Начало ХХ века. Деревня

Николай Старорусский
 


Ровно одиннадцать лет было отцу, когда он поступил на первую свою работу – кашеваром в сплавную артель. По документам – подсобный рабочий по сплаву леса.  Вся жизнь – на реке Суде, вставать приходится затемно, котел огромный, тяжелый. Кстати, в те времена рабочих часто отбирали по принципу – кто больше  каши съест. Считалось, что тот и работать будет лучше.

Не спросил я отца, приходилось ли ему перебегать по вольно плавающим бревнам через реку. Скорее всего – да. Много позже я видел такое в Карелии и, возможно, тоже так научился. Не буду утверждать.

До этого времени маленький Коля присматривал за братом и сестренкой; мама уходила батрачить. Отец погиб давно.  Однажды отец не удержал самовар и слегка окатил голову брата кипятком. Тот стал навсегда лысым; правда, следов ожога я не видел.

Через год отец поступил на лесопильный завод в соседней деревне. Сначала носил в сушильную камеру деревяшки или, может быть, картон. Температура там была далеко за сто градусов, только бегом туда и обратно. Волосы на голове трещали. Затем стал кочегаром, а после и машинистом (парового котла и системы). Однажды ночью задремал возле манометра и проснулся от сильной затрещины: хозяин пришел, и вовремя – давление уже зашкаливало.

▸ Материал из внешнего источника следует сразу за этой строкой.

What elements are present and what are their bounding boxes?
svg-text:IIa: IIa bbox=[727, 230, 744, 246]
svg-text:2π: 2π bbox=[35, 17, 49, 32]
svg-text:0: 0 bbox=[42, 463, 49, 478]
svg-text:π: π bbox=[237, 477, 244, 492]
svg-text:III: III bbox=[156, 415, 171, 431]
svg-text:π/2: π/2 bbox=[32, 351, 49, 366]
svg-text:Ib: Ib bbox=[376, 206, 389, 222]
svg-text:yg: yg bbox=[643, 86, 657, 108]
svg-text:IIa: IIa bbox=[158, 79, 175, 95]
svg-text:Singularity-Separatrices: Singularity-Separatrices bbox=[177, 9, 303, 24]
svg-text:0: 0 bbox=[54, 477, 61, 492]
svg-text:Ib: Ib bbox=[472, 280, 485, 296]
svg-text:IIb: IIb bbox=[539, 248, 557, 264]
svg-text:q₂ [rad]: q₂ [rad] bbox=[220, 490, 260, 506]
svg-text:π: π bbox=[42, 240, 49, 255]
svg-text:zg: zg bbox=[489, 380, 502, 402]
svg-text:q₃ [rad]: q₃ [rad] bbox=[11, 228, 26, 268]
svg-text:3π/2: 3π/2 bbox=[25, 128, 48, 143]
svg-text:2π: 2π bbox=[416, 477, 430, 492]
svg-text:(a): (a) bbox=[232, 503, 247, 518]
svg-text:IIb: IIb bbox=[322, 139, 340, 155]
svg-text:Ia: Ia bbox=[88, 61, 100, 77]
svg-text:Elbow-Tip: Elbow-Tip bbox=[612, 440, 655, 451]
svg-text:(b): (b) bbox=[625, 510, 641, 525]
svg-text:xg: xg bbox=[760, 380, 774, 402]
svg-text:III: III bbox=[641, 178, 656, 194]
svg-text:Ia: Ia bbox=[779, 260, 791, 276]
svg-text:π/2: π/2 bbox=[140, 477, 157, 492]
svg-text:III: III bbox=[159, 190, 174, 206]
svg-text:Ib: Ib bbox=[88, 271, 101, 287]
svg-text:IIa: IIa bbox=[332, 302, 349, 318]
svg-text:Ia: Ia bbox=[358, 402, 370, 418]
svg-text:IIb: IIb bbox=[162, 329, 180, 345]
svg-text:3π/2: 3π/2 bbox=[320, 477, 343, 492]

А хозяином был какой-то иностранец – может, датчанин – по фамилии Шельдемоссе. Ему понравился толковый паренек, и он мечтал выдать за него свою дочку, передав семейное дело в надежные руки.  Но вышло иначе. Летом шестнадцатого года – отцу было семнадцать с половиной лет –он оказался в армии и затем – на фронте. Началась другая жизнь и другая история.


Позже отец часто приезжал из Ленинграда навестить свою мать; бывала там и моя мама. Сохранились бабушкины письма отцу, писанные, видимо,  кем-то по просьбе. Сама она была неграмотна и ставила крестик вместо подписи (есть такой документ). В одном из них она просит привезти, если можно, хоть на один разок попробовать какао. Видимо, услыхала про таинственный заморский продукт.

Каждый приезд отца из столицы! (почти)  был предметом гордости бабушки перед односельчанами (я застал похожее уже в шестидесятые годы в Карелии, у тети). Вся деревня должна была знать об этом, а ближайшие подруги созывались на пир с городскими гостинцами (возможно, уже и после отъезда).

Однажды к столу была подана, среди прочего, горчица. Бабушка предупредила, чтобы брали по капельке, и вышла по хозяйству.  Когда вернулась, одна из соседок сидела с разинутым ртом и выпученными глазами. «Ты прости, Маривьяна,- говорила она потом, - я ведь подумала, что ты жадничаешь, потому что еда очень дорогая, и хватила целую ложку».

А еще бабушка гадала на картах. У нее была узкая специализация – указывать, где искать пропавшую скотину. В деревне, да еще такой бедной, как и вся Вологодчина,  это жизненно важный в самом точном смысле вопрос. У нее самой коровки не было, и в детстве дети вряд ли видели часто молоко. Я понимаю, что гадание – это чепуха; но скотинка все же находилась. Приходили к ней и из окрестных деревень; казалось бы, по самой технологии надо знать те места, о которых речь.   Разговоров, что она что-то получала за «работу», не слышал.

 Брат позже стал военным инженером, сестра осталась с матерью в деревне. У сестры было много детей – моих будущих  двоюродных братьев - некоторые жили в Питере у отца, пока учились. Сама моя бабушка еще перед войной сильно простудилась, покинув зимой без одежды  свой маленький домик из-за пожара, и вскоре умерла.